La domanda che sta alla base di tutto è: se si perde il posto di lavoro quale è la cifra necessaria per mantenere il proprio tenore di vita per il periodo necessario a trovare un altro lavoro? Il discorso può valere nella stessa misura per l’infortunio di un imprenditore o di un libero professionista. La risposta a questo tipo di esigenza è rappresentato dalle polizze income protection che stanno iniziando a imporsi anche in Italia sull’onda dei buoni risultati ottenuti negli altri mercati europei e negli Stati Uniti.
Queste polizze possono essere acquistate anche come integrazione di una polizza CPI a fronte di un bisogno di copertura assicurativa diversa.

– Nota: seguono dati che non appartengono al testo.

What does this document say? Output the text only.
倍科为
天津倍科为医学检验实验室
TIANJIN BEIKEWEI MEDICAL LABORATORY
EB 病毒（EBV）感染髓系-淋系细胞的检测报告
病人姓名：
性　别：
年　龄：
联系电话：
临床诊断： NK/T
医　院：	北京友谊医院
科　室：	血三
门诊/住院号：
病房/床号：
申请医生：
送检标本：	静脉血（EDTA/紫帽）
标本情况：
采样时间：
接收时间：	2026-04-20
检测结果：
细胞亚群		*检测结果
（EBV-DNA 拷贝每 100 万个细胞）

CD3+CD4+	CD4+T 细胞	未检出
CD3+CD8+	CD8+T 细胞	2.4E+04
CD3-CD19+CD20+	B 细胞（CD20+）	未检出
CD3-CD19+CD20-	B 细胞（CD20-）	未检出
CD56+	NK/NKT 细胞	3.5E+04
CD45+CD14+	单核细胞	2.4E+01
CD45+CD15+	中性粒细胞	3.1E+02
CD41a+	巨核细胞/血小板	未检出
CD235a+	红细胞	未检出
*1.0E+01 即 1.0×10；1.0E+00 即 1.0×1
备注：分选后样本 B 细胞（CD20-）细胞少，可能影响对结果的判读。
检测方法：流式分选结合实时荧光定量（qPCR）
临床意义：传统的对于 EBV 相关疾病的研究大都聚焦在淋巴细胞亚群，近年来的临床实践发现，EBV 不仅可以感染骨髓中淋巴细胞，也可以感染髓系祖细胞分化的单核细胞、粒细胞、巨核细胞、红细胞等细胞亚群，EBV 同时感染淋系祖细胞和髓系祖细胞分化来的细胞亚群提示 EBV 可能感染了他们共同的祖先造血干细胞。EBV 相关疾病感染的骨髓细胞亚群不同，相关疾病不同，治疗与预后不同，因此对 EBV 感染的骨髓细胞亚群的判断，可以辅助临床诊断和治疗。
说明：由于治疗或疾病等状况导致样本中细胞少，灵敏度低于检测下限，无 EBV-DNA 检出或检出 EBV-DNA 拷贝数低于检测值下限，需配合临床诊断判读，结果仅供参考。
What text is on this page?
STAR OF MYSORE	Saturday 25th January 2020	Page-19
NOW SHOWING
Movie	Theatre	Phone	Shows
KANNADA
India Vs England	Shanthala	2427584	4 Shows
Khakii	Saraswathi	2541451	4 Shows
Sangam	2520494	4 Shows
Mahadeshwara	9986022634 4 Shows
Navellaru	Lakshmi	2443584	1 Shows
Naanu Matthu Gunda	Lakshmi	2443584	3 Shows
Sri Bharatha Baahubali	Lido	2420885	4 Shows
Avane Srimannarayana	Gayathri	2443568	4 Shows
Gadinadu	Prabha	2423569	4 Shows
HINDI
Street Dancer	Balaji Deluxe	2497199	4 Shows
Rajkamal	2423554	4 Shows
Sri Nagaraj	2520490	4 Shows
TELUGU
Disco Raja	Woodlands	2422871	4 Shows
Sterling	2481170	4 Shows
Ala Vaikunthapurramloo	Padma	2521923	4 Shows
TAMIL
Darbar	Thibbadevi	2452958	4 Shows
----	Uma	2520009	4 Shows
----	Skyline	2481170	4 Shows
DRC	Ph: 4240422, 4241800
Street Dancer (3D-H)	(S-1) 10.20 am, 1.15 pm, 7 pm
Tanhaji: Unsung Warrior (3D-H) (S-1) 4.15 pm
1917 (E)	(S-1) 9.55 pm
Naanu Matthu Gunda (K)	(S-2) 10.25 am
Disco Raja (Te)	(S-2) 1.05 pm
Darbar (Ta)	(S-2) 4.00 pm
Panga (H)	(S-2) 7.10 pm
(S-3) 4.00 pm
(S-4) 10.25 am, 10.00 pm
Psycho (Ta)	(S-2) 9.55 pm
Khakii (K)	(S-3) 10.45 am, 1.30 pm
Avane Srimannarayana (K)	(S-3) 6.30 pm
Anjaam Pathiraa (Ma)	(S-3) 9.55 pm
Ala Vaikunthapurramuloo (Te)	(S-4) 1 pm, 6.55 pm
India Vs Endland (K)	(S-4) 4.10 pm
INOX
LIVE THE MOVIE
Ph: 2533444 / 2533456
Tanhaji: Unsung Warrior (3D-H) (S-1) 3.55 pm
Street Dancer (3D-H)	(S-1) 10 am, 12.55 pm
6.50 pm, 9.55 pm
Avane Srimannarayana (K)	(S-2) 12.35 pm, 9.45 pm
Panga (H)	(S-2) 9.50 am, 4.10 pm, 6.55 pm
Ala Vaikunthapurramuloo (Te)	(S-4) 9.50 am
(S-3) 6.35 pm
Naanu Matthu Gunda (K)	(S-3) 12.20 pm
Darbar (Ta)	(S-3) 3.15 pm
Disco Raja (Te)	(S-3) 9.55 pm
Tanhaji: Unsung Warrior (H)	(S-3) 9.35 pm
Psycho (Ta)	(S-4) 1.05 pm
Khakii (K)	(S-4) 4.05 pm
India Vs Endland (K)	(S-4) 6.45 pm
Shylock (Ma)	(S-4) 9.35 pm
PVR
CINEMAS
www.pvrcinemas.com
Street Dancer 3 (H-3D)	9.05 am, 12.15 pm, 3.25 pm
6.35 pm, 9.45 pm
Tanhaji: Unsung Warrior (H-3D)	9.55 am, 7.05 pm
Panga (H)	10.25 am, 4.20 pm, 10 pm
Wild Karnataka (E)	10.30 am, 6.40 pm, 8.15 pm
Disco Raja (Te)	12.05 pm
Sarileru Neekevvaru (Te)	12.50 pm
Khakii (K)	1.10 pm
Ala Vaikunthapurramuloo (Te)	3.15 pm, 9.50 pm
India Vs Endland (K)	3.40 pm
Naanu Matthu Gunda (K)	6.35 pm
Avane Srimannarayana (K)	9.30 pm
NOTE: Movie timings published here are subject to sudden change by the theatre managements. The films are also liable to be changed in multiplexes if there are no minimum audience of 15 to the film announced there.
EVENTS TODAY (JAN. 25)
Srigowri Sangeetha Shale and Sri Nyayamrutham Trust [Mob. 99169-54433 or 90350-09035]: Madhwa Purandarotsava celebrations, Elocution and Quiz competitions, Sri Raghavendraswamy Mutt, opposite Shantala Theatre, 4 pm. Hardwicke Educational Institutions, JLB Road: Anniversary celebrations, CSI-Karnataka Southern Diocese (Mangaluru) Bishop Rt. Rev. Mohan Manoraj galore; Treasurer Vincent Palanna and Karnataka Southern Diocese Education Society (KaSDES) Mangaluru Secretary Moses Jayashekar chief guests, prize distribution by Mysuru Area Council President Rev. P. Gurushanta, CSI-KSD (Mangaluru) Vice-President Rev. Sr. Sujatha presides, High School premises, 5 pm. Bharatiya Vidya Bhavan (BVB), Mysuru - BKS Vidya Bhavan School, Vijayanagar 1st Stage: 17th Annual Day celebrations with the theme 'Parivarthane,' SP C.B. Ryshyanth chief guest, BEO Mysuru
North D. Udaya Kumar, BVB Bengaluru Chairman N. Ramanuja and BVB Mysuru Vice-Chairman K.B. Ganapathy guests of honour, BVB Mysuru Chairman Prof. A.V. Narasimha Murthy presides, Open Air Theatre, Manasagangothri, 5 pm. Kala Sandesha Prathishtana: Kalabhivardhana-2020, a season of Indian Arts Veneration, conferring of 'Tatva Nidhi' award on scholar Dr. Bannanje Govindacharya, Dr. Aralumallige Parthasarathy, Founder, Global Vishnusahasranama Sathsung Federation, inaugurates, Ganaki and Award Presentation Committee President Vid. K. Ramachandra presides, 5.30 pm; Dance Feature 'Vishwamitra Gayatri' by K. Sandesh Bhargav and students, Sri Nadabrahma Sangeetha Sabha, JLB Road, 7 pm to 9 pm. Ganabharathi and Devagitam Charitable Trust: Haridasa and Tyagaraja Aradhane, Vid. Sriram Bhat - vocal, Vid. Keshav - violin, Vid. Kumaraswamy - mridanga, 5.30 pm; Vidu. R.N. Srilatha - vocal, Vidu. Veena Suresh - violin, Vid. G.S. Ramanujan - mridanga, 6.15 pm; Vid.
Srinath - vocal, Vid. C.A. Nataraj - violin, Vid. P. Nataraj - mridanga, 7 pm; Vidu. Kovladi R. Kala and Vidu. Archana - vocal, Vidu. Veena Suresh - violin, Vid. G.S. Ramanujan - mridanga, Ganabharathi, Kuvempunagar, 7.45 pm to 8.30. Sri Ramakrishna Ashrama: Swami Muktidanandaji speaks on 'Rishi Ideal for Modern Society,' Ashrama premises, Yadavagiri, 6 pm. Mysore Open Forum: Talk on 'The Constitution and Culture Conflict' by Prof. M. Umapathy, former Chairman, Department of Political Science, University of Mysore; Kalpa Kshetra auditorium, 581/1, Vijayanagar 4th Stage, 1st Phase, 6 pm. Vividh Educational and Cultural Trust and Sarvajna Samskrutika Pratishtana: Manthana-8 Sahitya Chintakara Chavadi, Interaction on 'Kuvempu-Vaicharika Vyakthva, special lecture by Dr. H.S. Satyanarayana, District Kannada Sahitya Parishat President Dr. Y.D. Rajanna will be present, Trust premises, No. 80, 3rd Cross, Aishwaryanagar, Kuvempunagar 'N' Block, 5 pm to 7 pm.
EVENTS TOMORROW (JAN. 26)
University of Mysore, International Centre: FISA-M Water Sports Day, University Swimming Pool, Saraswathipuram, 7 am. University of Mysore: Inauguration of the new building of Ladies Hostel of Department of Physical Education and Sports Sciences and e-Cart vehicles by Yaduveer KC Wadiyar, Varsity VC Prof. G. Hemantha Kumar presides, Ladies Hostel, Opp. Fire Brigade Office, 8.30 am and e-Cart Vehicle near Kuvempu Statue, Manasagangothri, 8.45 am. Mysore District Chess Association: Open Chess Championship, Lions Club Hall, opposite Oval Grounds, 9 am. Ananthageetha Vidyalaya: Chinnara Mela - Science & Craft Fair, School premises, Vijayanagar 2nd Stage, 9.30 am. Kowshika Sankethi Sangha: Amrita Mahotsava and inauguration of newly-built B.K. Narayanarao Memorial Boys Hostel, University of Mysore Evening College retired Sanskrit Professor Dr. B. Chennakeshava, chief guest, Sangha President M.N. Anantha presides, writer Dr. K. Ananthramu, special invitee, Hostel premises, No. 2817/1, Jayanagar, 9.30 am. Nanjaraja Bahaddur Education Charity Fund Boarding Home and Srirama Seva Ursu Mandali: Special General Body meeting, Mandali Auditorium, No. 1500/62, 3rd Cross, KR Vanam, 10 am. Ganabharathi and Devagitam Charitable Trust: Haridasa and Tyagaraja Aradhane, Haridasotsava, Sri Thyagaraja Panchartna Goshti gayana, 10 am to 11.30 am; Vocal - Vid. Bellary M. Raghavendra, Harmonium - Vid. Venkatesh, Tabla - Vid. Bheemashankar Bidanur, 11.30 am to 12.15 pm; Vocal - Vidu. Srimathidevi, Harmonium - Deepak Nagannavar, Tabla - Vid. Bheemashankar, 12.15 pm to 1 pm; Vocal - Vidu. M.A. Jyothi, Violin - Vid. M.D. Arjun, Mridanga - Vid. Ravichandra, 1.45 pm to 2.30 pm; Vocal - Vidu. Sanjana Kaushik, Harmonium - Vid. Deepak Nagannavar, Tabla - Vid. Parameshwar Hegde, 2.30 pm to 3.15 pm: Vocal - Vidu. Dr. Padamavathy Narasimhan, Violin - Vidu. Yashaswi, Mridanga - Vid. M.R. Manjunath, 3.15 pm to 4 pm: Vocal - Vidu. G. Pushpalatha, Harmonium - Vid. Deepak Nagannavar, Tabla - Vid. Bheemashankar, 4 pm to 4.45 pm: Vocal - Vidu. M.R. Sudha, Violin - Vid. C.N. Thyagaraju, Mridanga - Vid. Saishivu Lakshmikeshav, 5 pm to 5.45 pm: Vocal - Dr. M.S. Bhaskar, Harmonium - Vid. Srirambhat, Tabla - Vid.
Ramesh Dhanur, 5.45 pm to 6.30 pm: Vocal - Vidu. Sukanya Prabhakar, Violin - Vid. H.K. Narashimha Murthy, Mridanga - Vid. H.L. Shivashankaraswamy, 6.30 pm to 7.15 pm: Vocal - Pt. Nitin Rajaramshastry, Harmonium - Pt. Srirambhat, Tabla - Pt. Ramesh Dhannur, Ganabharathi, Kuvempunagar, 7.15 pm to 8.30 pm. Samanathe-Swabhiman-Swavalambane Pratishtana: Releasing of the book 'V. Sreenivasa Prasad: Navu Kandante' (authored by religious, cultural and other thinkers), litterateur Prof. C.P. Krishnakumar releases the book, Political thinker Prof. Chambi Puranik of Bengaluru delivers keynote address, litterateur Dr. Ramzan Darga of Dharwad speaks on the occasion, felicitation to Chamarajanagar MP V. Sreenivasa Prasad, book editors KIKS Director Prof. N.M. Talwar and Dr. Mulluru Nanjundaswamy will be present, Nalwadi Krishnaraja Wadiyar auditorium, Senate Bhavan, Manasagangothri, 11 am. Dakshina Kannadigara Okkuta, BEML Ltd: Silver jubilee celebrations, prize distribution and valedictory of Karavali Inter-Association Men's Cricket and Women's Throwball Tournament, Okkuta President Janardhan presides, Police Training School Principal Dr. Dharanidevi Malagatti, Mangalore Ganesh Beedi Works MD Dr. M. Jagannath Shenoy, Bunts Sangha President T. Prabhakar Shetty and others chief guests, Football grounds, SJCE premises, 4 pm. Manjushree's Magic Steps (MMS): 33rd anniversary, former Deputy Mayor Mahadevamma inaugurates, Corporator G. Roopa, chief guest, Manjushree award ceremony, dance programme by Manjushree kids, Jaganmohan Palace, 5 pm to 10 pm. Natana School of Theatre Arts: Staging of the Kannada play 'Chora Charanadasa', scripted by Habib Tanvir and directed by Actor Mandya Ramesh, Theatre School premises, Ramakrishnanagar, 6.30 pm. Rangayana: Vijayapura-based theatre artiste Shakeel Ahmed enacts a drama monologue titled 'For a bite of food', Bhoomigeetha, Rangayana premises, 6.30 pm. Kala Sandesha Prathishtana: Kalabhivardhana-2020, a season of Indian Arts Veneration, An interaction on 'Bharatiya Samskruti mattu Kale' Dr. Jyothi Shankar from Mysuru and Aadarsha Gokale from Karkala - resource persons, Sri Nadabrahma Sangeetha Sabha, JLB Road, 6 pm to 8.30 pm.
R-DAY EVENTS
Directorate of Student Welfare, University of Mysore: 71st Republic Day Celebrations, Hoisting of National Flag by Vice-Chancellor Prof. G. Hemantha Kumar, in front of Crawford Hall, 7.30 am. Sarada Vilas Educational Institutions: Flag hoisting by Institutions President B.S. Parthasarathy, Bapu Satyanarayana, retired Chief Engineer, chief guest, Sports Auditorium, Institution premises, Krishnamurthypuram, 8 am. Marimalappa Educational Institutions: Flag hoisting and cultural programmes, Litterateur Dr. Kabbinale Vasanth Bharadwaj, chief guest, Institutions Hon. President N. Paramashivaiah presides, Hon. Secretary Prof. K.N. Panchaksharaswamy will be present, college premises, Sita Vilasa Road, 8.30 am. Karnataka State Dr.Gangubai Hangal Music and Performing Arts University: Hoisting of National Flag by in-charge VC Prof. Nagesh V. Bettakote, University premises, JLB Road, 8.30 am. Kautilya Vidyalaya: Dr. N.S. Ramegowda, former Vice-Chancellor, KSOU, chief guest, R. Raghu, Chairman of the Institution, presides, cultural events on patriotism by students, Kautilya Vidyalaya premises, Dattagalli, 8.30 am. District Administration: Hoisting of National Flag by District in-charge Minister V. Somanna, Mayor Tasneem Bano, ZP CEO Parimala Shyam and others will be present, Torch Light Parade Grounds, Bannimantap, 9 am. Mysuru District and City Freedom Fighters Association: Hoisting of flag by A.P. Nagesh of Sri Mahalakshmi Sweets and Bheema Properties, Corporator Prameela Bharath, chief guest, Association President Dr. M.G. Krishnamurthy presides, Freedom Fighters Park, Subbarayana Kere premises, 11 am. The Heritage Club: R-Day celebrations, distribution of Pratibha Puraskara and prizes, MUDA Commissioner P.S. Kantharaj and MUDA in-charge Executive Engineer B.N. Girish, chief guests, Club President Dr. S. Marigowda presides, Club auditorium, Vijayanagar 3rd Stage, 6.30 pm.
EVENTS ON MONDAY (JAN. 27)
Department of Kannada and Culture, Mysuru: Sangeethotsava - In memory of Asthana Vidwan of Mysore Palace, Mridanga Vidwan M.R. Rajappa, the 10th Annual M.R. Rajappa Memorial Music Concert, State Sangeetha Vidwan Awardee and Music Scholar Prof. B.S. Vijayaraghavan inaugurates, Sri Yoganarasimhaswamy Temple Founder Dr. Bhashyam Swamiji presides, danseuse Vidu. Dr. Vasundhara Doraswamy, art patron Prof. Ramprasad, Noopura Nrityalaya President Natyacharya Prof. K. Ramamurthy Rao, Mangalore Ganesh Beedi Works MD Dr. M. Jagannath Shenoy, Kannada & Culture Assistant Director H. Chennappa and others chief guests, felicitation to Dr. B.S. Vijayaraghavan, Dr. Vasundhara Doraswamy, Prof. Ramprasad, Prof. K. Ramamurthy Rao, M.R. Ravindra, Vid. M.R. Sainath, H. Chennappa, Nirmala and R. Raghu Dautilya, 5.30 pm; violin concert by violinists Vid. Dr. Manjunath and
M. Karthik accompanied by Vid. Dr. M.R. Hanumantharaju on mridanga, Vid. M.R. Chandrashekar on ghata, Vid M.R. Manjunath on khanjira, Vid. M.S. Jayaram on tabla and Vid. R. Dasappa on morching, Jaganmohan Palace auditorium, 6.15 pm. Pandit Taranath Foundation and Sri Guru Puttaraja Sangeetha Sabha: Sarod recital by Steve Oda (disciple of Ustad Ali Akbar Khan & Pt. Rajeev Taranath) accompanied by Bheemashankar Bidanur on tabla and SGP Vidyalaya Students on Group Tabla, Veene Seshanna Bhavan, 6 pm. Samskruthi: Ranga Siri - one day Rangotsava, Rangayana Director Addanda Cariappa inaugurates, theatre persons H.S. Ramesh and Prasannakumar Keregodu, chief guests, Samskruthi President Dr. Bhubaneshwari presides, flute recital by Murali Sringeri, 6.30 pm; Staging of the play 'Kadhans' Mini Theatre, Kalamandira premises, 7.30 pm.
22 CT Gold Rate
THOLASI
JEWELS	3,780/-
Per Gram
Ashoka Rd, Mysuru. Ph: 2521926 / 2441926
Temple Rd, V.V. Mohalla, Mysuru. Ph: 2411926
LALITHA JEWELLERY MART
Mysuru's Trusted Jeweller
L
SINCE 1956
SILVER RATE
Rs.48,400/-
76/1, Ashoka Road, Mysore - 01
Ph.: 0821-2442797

Oggi sul mercato vengono proposte polizze income protection classiche che vanno a pagare un importo mensile stabilito al verificarsi dell’evento (es. perdita del posto di lavoro), in questo caso però vi sono interpretazioni che portano a considerare l’importo corrisposto come una integrazione del reddito e quindi da assoggettare a tassazione proporzionale.
Una alternativa è costituita dalle polizze bill protection che al verificarsi del sinistro,vanno a rimborsare il costo delle spese documentate che erano state previste alla stipula della polizza, come ad esempio le bollette delle varie utenze, le spese condominiali, l’istruzione dei figli e quant’altro sia stato originariamente pattuito.

Il premio delle polizze oggi commercializzate da circa una decina di compagnie in Italia può variare da un importo di meno di 10 Euro mensili sino a premi che vanno ben oltre 1.000 Euro annui, ovviamente le coperture sono rapportate al costo dell’assicurazione anche se in alcuni casi provvigioni troppo elevate possono creare degli squilibri nel rapporto tra il premio pagato e la prestazione erogata. Questi prodotti vengono proposti dagli operatori anche ad integrazione delle polizze CPI per rispondere ad esigenze di copertura più complete, per questo le garanzie offerte sono molto simili, ma la differenza fondamentale è che la stipula delle polizze income protection non è collegata all’acquisto di un prodotto finanziario (mutui, prestiti etc.).
Le coperture previste possono variare a seconda dei singoli prodotti proposti, ma alla base stanno sempre due garanzie:

• la perdita del posto di lavoro per i lavoratori dipendenti;
• l’inabilità temporanea totale da infortunio e malattia per i lavoratori autonomi.

A queste due garanzie principali si aggiungono sovente i ricoveri ospedalieri per i dipendenti pubblici e per i pensionati e la copertura dei grandi interventi chirurgici.
I prodotti income protection vengono completati in alcuni casi con la copertura caso morte e invalidità permanente da qualsiasi causa.
I volumi annui, oggi, non sono ancora significativi, circa 20 milioni di Euro, sia perché molti operatori sono partiti solo di recente, sia perché la formula più diffusa è a premio annuo, a differenza delle polizza CPI prevalentemente a premio unico.

Rispetto alle più classiche CPI, le polizze income protection presentano certamente una maggiore flessibilità sia nelle garanzie proposte che nel premio richiesto, non sono vincolate alla concessione di finanziamenti e quindi possono essere vendute anche in forma individuale.

Ad oggi non sono ancora totalmente sottoposte ad una forte regolamentazione, per questo probabilmente assisteremo nel prossimo futuro ad una larga diffusione di questo tipo di prodotto anche in Italia così come è già avvenuto in altri paesi.